Receptor activator of nuclear factor kappa-B.
Explain how vitamin D has its effects.
VItamin is either obtained via UV to the skin or in the diet. It is then converted by 25 hydroxylase in the liver to 25-OH-D. It is then converted in the kidney by 1 alpha hydroxylase to 1-25 (OH)2-D or if Ca++ excess and Pi excess to 24,25-(OH)2-D…
1,25-(OH)2-D inhibits growth and increase Ca and Pi.
How does vitamin D act on bones?
Vit D binds to receptors on osteoblasts….production of cytokines which bind to osteoclasts - bone resoprtion!
Also cause the differentiation of precursors to osteoblasts and osteoclasts.
What are the actions of Vit D on the kidney.
Genomic - steroid hormone - intracellular receptor…DNA…promote synthesis of proteins (including calbindins).
Non-genomic - direct effect on cell membrane to activate VOCC and increase Ca entry.
What is a Vit D deficiency in childhood?
Treatment?
Rickets - protruding forehead, pigeon chest, kyphosis and bending of long legs.

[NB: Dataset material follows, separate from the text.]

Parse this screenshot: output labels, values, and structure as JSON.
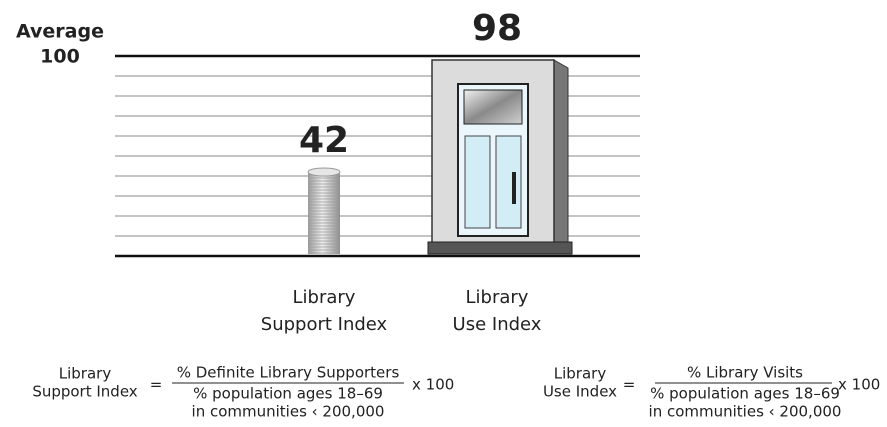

Treatment - fish oils and sun exposure.
Vit D deficiency in adulthood?
Osteomalacia.
Primary - dietary deficiency - low synthesis in skin.
Secondary - vit D resistant…bile duct obstruction, coeliac disease, liver disease and renal disease.

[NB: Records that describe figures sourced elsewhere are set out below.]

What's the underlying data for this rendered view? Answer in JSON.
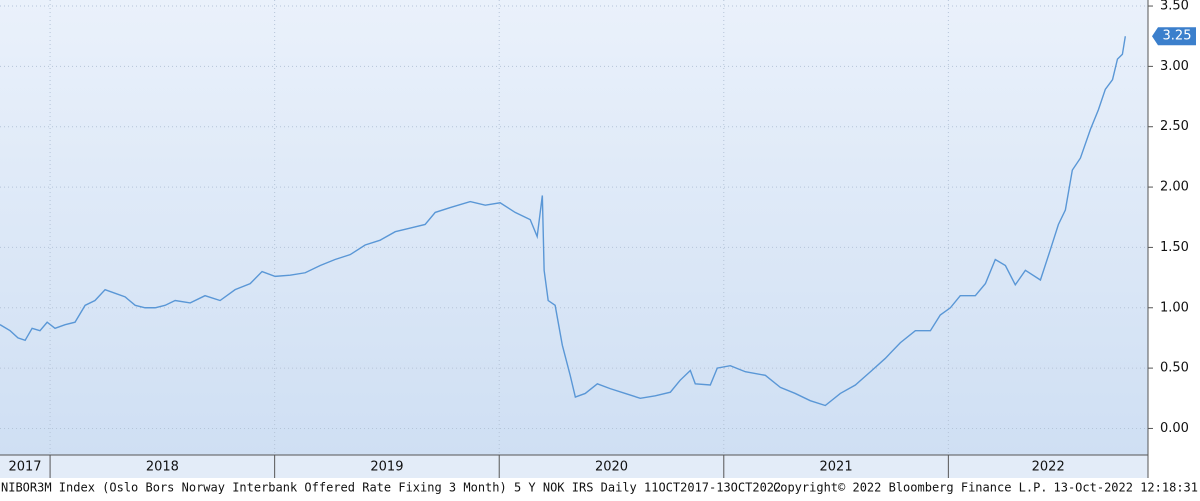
{
  "chart_data": {
    "type": "line",
    "color": "#5a97d6",
    "x": [
      2017.777,
      2017.822,
      2017.857,
      2017.889,
      2017.92,
      2017.955,
      2017.987,
      2018.022,
      2018.067,
      2018.111,
      2018.156,
      2018.2,
      2018.245,
      2018.29,
      2018.334,
      2018.379,
      2018.423,
      2018.468,
      2018.512,
      2018.557,
      2018.624,
      2018.69,
      2018.757,
      2018.824,
      2018.891,
      2018.944,
      2019.002,
      2019.069,
      2019.136,
      2019.203,
      2019.269,
      2019.336,
      2019.403,
      2019.47,
      2019.537,
      2019.604,
      2019.67,
      2019.715,
      2019.782,
      2019.871,
      2019.938,
      2020.004,
      2020.071,
      2020.138,
      2020.169,
      2020.192,
      2020.2,
      2020.218,
      2020.249,
      2020.281,
      2020.316,
      2020.339,
      2020.383,
      2020.437,
      2020.494,
      2020.561,
      2020.628,
      2020.695,
      2020.762,
      2020.806,
      2020.851,
      2020.873,
      2020.94,
      2020.971,
      2021.029,
      2021.096,
      2021.185,
      2021.252,
      2021.318,
      2021.385,
      2021.452,
      2021.519,
      2021.586,
      2021.653,
      2021.719,
      2021.786,
      2021.853,
      2021.92,
      2021.964,
      2022.009,
      2022.053,
      2022.12,
      2022.165,
      2022.209,
      2022.254,
      2022.298,
      2022.343,
      2022.41,
      2022.454,
      2022.49,
      2022.521,
      2022.552,
      2022.588,
      2022.633,
      2022.668,
      2022.699,
      2022.731,
      2022.753,
      2022.775,
      2022.788
    ],
    "values": [
      0.86,
      0.81,
      0.75,
      0.73,
      0.83,
      0.81,
      0.88,
      0.83,
      0.86,
      0.88,
      1.02,
      1.06,
      1.15,
      1.12,
      1.09,
      1.02,
      1.0,
      1.0,
      1.02,
      1.06,
      1.04,
      1.1,
      1.06,
      1.15,
      1.2,
      1.3,
      1.26,
      1.27,
      1.29,
      1.35,
      1.4,
      1.44,
      1.52,
      1.56,
      1.63,
      1.66,
      1.69,
      1.79,
      1.83,
      1.88,
      1.85,
      1.87,
      1.79,
      1.73,
      1.59,
      1.93,
      1.31,
      1.06,
      1.02,
      0.69,
      0.44,
      0.26,
      0.29,
      0.37,
      0.33,
      0.29,
      0.25,
      0.27,
      0.3,
      0.4,
      0.48,
      0.37,
      0.36,
      0.5,
      0.52,
      0.47,
      0.44,
      0.34,
      0.29,
      0.23,
      0.19,
      0.29,
      0.36,
      0.47,
      0.58,
      0.71,
      0.81,
      0.81,
      0.94,
      1.0,
      1.1,
      1.1,
      1.2,
      1.4,
      1.35,
      1.19,
      1.31,
      1.23,
      1.48,
      1.69,
      1.81,
      2.14,
      2.24,
      2.48,
      2.64,
      2.81,
      2.89,
      3.06,
      3.1,
      3.25
    ],
    "xlim": [
      2017.777,
      2022.889
    ],
    "xticks": [
      2018,
      2019,
      2020,
      2021,
      2022
    ],
    "year_labels": [
      2017,
      2018,
      2019,
      2020,
      2021,
      2022
    ],
    "ylim": [
      -0.22,
      3.55
    ],
    "yticks": [
      {
        "value": 0,
        "label": "0.00"
      },
      {
        "value": 0.5,
        "label": "0.50"
      },
      {
        "value": 1,
        "label": "1.00"
      },
      {
        "value": 1.5,
        "label": "1.50"
      },
      {
        "value": 2,
        "label": "2.00"
      },
      {
        "value": 2.5,
        "label": "2.50"
      },
      {
        "value": 3,
        "label": "3.00"
      },
      {
        "value": 3.5,
        "label": "3.50"
      }
    ],
    "grid": true,
    "footer": {
      "source": "NIBOR3M Index (Oslo Bors Norway Interbank Offered Rate Fixing 3 Month) 5 Y NOK IRS  Daily 11OCT2017-13OCT2022",
      "copyright": "Copyright© 2022 Bloomberg Finance L.P.",
      "timestamp": "13-Oct-2022 12:18:31"
    }
  }
}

Who are at risk of vitamin D deficency?
Infant born in north negland or scotland in the winter and are breast fed by vit D resistant mothers.
Too much suncream.
Asian women and children.
Elderly and house bound - 10mg/day supplementation.
What other hormones affect Ca++ homeostasis?
Oestrogen deficiency (menopause) = osteoporosis.
Testosterone deficiency.
GCS - decrease Ca absorption and increase excretion.
Thyroid hormones - increase bone resorption.
Compare and contrast osteomalacia and osteporosis.
Osteomalacia - normal amount of bone, low mineral:matrix ration.
Osteoporosis: less bone but normal mineral:matrix ratio.
What are the risk factors for osteoporosis?
Menopause
Race - affects bone density (black>white>asain)
Family history
Physical activity
Nutrition (calcium is good. sodium, high protein and caffeine are bad).
Corticosteroids (inhibit osteoblasts).
What is the treatment for osteoporosis?
1200mg/day Ca++
Oestrogen replacement therapy.
Oestrogen receptor modulators.
Bisphosphonates (inhibit osteoclasts).